LONDON (AP) - A 40-year-old American man living in Scotland said Monday he’s sorry for posing as a Syrian lesbian blogger who offered vivid accounts of life amid revolt and repression in Damascus, a hoax that has exposed the difficulty of sifting truth from fiction online.
Tom MacMaster said he created the fictional persona of Amina Arraf and the “Gay Girl in Damascus” blog to draw attention to conditions in a Middle East convulsed by change.
“I never meant to hurt anyone,” he wrote Monday in a long apology on the blog.
But gay rights activists and bloggers say MacMaster has endangered real people who are trying to tell their stories in authoritarian societies.
“He completely stole the limelight of real LGBT bloggers and activists in the Middle East and diverted it in a negative way,” said Dan Littauer of the website Gay Middle East.
Daniel Nassar, the pseudonym of a Syrian man affiliated with Gay Middle East, said MacMaster had put all gay Syrians in danger.
“If I was living in a country where I could sue this person because he has damaged me and damaged my cause … then I would,” he said.
The blogs about life as a Syrian-American lesbian grabbed international attention soon after they began in February. Alongside video clips and erotic poems, the writer wrote about a childhood in Virginia, daily life as a gay woman in Damascus, the growing protest movement and hopes for a future Syria freed from “dictators and rule by strong men.”
For readers hungry for news of the uprisings sweeping the Arab world, it was gold dust _ a gripping, firsthand account of a country from which most foreign journalists are excluded.
A reporter for The Associated Press, who maintained a monthlong email correspondence with someone claiming to be Arraf, found the persona persuasive. The writer spoke about friends in Damascus, and outlined worries about her father and hopes for the future of her country, and seemed very much like a woman in the midst of the violent change gripping Syria.
In the emails, the person acknowledged fudging some details to protect herself and her family, and painted a harrowing picture of fleeing her home.
An email sent to the blogger’s address Monday was not immediately returned.
On June 6, a post on the Arraf site, ostensibly by a cousin, said she’d been abducted by armed men in a Damascus street. The Internet erupted with alarm. A “Free Amina Arraf” Facebook page drew 14,000 supporters. The U.S. State Department said it was making inquiries to establish her identity.

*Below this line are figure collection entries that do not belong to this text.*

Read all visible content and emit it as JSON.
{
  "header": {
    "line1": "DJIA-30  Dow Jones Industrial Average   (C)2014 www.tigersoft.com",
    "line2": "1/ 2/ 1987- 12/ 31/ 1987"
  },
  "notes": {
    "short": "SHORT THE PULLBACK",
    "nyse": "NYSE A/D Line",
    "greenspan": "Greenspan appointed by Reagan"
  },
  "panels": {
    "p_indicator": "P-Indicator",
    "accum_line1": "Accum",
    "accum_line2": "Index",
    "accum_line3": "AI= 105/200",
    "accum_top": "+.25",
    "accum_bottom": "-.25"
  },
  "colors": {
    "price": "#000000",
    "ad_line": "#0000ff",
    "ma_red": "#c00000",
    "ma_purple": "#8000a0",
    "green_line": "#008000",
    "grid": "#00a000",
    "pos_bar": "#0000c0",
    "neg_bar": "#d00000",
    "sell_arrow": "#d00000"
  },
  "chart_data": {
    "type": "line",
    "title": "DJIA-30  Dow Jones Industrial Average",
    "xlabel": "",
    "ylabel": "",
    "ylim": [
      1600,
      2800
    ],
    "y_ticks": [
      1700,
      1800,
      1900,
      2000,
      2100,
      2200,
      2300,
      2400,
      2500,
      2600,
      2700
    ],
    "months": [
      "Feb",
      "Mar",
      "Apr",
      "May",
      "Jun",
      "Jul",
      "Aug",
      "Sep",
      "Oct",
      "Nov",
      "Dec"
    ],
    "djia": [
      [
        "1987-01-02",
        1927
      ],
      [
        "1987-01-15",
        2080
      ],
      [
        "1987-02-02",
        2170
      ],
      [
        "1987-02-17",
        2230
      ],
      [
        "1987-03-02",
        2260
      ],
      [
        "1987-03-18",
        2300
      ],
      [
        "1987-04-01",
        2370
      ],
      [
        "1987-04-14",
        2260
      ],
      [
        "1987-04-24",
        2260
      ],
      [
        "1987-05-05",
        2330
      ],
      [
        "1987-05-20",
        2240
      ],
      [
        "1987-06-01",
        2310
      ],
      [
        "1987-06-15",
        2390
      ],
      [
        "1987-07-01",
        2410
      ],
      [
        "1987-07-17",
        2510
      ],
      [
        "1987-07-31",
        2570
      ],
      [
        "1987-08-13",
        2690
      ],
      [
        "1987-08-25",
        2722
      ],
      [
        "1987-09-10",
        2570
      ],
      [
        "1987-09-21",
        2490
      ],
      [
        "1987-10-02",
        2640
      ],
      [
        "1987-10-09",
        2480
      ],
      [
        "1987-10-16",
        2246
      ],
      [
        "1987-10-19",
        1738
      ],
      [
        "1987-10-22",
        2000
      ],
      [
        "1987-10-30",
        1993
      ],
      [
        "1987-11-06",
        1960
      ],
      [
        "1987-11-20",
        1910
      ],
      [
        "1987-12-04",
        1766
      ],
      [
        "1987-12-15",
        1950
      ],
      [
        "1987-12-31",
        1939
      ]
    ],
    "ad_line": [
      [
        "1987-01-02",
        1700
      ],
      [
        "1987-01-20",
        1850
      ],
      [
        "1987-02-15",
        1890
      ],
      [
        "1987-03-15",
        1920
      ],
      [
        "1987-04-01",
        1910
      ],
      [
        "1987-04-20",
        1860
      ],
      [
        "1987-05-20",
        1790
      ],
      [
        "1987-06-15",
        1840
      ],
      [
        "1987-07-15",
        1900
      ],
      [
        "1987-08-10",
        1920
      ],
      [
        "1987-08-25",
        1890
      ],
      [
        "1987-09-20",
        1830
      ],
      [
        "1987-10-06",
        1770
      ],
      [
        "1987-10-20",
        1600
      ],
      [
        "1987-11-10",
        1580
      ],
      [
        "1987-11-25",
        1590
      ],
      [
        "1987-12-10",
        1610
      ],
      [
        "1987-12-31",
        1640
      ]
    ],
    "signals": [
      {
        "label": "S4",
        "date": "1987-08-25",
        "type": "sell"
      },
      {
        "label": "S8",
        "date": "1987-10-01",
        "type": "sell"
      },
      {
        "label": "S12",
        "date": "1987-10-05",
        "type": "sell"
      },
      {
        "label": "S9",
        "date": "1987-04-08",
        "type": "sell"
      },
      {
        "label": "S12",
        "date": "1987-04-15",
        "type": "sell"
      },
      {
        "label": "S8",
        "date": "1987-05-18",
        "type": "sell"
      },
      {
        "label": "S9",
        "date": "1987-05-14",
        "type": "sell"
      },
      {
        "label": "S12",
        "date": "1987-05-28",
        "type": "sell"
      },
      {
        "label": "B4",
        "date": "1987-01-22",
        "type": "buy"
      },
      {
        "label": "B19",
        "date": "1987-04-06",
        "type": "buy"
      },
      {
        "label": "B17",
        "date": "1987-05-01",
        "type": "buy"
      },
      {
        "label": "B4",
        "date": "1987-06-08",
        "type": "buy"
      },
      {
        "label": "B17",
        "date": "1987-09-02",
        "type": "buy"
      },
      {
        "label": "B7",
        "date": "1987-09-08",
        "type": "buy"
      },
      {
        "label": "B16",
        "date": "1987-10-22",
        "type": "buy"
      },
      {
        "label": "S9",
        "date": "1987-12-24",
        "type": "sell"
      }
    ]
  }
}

But other bloggers began to go public with their growing doubts about Arraf’s authenticity.
Some thought an April 26 post describing how two plainclothes security agents came to her home to detain her and were persuaded to leaving by her father sounded extremely implausible. Syria’s hardline security services are not known as being easily dissuaded.
Reporters in Virginia, where Arraf claimed to have grown up, could find no trace of her or her family.
Journalists could find no one who had ever met her _ not even Sandra Bagaria, a Montreal woman who was having an online relationship with her and had exchanged hundreds of emails with “Amina.”
Online sleuths _ including Andy Carvin of National Public Radio and blogger Liz Henry _ found that an IP address used by Arraf was based at Edinburgh University and uncovered links between the blogger and an address in Stone Mountain, Georgia owned by MacMaster, a married American man currently studying for a master’s degree at the University of Edinburgh.
Then a woman in Britain, Jelena Lecic, came forward to say the photos of “Amina” on the blogger’s Facebook page were actually of her. She had been unaware of the theft until she saw her own picture illustrating a British newspaper article about the blogger.
Faced with the mounting evidence, MacMaster first denied it, then confessed, posting an “apology to readers” Sunday on Amina’s blog.
MacMaster _ tracked down by Turkish media to a hotel in Istanbul, where he is on vacation _ insists his intentions were good.
In Monday’s blog post, he called it “a hoax that got way out of hand.”
He told the BBC that he hadn’t expected the blog to be so popular and “didn’t think anyone would notice” that he had taken Lecic’s photos.
“Now that this is out I think the really important thing is that people should stop focusing on the hoaxer,” he said, “and really be focusing on the most important people, who are the real people suffering in Syria and throughout the broader Middle East.”
MacMaster said he had not meant to hurt anyone _ but his fake persona has left a trail of angry people.
Bagaria, Amina’s Canadian online girlfriend, tweeted that she felt “deeply hurt.”
Paula Brooks of lesbian news website Lezgetreal.com, which encouraged Amina and republished her blog entries, said she feels like a “patsy.”
Joe Stork, deputy director of the Middle East and North Africa division at Human Rights watch, said the whole episode should serve as a warning to media and rights groups trying to cover the region’s uprisings.
“It underscores the age-old principle that you have to know your sources,” he said. “You have to know who is feeding you this information.”